Daniel H Kahnemann, 2002 Nobel Laureate in Economics.
Our approach to asset allocation is based on the Nobel Prize winning work of financial economists and has been developed from decades of empirical research. This approach, commonly referred to as "asset class investing", is common within the institutional market but is rarely offered to private clients.
So, what are the differences, and why is it that asset class investing is superior and why is it not often offered to private clients?
The key difference is that the traditional stockbroker will attempt to add value by the selection and trading of stocks, while asset class investing relies upon the allocation of the portfolio to various asset classes to deliver returns.
The rationale for asset class investing is simple: capital markets work and diversification between asset classes increases return and reduces risk. Over the long run, markets reward investors with positive returns for taking risks and providing capital. If they did not, the capitalist system would have collapsed long ago.
Market prices reflect the knowledge and expectations of all investors. Nearly forty years of academic research has shown that traditional managers are unable to outperform the markets by anything more that we would expect by chance.
So, if history shows that selecting individual shares cannot consistently provide reliable investment returns is there a better strategy?
A collection of the best evidence from the academic disciplines of economics and finance suggests that there is. Investment experts usually summarize this evidence as a body of knowledge called "modern portfolio theory". The foundation of Modern Portfolio Theory was a 1952 paper, "Portfolio Selection" by Dr Harry Markowitz in which he established a theory explaining the best way for an investor to choose a portfolio. Modern Portfolio Theory is of such fundamental importance in investing that the economists that formulated the theory received the Nobel Prize in Economic Science in 1990.
Modern Portfolio Theory has four basic premises:
* Investors are inherently risk averse. Investors are more concerned with risk than they are with reward. This sets them apart from speculators.
* Securities markets are efficient. Most studies support this idea.
* The focus of attention should be shifted away from individual securities analysis to consideration of a portfolio as a whole, predicated on the explicit risk/reward parameters and on the total portfolio objectives. The efficient allocation of capital in a portfolio to specific asset classes is far more important than selecting the individual investments.

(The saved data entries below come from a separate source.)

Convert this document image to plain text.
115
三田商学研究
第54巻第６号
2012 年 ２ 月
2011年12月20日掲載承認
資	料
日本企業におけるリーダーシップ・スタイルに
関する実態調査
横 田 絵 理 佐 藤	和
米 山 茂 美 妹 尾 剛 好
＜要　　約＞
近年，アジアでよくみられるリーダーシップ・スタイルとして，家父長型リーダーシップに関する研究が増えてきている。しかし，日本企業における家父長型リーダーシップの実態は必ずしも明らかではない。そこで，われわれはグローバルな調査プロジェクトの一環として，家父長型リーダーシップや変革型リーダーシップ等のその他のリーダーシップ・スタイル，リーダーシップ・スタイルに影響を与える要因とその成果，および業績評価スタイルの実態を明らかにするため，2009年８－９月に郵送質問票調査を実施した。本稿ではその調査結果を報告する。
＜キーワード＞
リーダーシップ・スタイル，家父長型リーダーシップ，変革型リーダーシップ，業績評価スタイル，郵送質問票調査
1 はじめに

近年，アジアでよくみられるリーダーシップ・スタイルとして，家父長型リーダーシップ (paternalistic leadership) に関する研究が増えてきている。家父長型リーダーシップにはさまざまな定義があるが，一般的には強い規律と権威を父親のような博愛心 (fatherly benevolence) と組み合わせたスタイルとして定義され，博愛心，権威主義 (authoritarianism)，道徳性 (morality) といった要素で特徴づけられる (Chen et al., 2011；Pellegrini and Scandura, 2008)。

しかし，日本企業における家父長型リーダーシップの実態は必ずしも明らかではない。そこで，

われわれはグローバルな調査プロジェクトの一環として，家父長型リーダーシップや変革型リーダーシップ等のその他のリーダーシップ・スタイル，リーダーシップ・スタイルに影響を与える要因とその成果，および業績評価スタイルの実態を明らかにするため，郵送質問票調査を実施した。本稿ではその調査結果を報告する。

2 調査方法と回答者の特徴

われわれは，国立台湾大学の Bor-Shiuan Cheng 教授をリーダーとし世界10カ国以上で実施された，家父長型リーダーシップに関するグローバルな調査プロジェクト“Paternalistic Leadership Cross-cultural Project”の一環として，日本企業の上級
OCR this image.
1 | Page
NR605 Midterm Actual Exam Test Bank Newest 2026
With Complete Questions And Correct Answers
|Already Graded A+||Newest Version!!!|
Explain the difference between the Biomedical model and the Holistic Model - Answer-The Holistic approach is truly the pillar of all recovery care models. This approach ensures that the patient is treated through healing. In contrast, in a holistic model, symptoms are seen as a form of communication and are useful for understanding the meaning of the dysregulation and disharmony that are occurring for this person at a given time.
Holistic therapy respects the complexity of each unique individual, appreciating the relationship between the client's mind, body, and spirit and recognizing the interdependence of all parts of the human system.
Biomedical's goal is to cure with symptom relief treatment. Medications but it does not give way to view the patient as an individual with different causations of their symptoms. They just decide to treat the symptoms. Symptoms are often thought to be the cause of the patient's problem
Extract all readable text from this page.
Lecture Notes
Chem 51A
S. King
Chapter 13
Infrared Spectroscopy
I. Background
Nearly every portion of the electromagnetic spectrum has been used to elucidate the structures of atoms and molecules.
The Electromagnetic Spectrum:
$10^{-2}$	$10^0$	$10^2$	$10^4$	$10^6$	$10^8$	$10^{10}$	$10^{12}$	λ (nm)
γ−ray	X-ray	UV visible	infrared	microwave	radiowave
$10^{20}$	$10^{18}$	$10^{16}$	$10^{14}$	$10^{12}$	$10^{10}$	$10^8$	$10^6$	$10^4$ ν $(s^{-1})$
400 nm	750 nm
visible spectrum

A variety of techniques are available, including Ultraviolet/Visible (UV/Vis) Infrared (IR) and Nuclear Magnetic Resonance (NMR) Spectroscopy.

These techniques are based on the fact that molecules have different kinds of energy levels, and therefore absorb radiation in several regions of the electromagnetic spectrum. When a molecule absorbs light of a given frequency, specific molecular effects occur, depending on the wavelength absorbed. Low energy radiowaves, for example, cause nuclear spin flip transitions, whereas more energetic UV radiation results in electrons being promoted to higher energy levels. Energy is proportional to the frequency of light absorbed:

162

* For every risk level, there is an optimal combination of asset classes that will maximise returns.
Portfolio diversification is not so much a function of how many individual stocks or bonds are involved, as it is of the relationship of each asset to each other asset. Asset allocation therefore involves dividing an investment portfolio among different asset categories such as equities, fixed interest, cash and property and the process of establishing which mix of assets to use, is largely determined by investment objectives, time horizon and tolerance to risk.
Our approach to asset allocation is different to that usually employed in the Irish market and, we believe, delivers considerable value benefits to our clients.